O autor recorre a um texto manuscrito do Padre João Resina Rodrigues, filósofo e professor de Física Mecânica, para nos elucidar sobre a forma como encara as relações entre ciência e religião. Transcreve: «A descrição das coisas que existem no Universo e da maneira como o Universo está quieto ou evolui pertence às ciências, não pertence à religião. A religião ensina-nos a viver no Universo tal como ele é, amando a Deus e aos irmãos, trabalhando pela justiça e pela paz.» E conclui, por sua vez, o Padre Carreira das Neves: «Nem a criação nem a evolução se contradizem se partirmos do princípio de que não há criação sem evolução e do princípio de que o criacionismo bíblico é um erro há muito refutado pelos estudiosos da Bíblia.» (…) «Com fé ou sem fé, com religião ou sem religião, Deus, se existe – e eu acredito que existe – está acima e para além do Universo material e do Universo humano.

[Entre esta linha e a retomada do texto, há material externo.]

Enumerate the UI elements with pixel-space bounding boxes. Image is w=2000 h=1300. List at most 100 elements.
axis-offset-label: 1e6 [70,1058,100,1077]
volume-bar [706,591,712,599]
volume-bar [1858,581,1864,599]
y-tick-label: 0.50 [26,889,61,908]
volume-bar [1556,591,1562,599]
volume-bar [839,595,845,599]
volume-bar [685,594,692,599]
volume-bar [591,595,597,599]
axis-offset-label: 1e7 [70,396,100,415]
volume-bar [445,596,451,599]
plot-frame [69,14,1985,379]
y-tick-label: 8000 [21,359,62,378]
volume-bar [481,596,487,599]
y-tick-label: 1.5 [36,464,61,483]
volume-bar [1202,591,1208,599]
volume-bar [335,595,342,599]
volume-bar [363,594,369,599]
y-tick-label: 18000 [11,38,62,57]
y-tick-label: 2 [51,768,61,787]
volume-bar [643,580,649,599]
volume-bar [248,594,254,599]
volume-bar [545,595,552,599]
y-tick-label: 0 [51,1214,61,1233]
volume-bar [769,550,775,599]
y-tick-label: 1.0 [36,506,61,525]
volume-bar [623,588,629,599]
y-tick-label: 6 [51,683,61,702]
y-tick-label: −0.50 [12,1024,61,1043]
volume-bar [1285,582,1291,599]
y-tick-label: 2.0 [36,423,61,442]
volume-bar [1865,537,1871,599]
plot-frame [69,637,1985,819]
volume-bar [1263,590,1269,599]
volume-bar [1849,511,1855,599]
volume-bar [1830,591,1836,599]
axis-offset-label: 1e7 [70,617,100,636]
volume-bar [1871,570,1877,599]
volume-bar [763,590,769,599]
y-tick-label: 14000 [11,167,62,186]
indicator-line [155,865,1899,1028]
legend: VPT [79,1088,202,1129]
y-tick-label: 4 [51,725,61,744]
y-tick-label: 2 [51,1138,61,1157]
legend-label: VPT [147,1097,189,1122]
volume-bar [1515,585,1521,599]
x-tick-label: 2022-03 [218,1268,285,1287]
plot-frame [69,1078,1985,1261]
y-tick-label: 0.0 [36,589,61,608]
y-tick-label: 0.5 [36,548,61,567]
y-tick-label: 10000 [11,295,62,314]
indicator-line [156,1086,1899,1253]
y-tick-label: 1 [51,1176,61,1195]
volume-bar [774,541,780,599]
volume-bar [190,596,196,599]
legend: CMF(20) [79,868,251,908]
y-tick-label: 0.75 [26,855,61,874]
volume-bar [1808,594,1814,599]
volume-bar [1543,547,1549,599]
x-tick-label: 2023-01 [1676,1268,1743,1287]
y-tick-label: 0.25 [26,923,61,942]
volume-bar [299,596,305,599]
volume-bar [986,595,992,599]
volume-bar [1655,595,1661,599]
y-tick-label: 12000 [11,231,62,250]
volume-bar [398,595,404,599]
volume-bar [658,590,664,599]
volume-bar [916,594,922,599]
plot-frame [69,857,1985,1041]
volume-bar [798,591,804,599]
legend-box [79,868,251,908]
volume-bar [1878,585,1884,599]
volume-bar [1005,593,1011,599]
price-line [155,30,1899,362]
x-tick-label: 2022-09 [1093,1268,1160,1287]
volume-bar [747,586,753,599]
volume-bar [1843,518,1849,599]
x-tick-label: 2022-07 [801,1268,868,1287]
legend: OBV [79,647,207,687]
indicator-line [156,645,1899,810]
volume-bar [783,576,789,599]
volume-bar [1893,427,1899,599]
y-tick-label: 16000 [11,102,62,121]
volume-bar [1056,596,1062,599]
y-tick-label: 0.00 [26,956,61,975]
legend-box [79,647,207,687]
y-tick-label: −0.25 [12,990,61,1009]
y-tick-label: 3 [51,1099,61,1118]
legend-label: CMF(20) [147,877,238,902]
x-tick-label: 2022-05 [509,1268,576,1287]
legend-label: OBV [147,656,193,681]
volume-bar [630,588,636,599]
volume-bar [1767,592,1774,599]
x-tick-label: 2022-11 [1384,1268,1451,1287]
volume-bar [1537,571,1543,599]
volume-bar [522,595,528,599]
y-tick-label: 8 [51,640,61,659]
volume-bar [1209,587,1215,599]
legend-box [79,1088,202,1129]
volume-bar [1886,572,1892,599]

Acontece, no entanto, que, para nós, humanos, não há Deus se não houver quem pense que ele existe. E só os humanos – a maioria dos humanos – pensam na sua existência, discutem a sua existência, formulam teorias e teses, modos de ser, a partir da sua existência.» Uma única certeza, então: há humanos que crêem em Deus, outros no «big-bang». Coisas de que os chimpanzés que Darwin apontou como nossos avós nunca foram capazes. Enfim, não é muito, mas foi, de acordo com esta débil prédica católica e romana, o que se pôde arranjar…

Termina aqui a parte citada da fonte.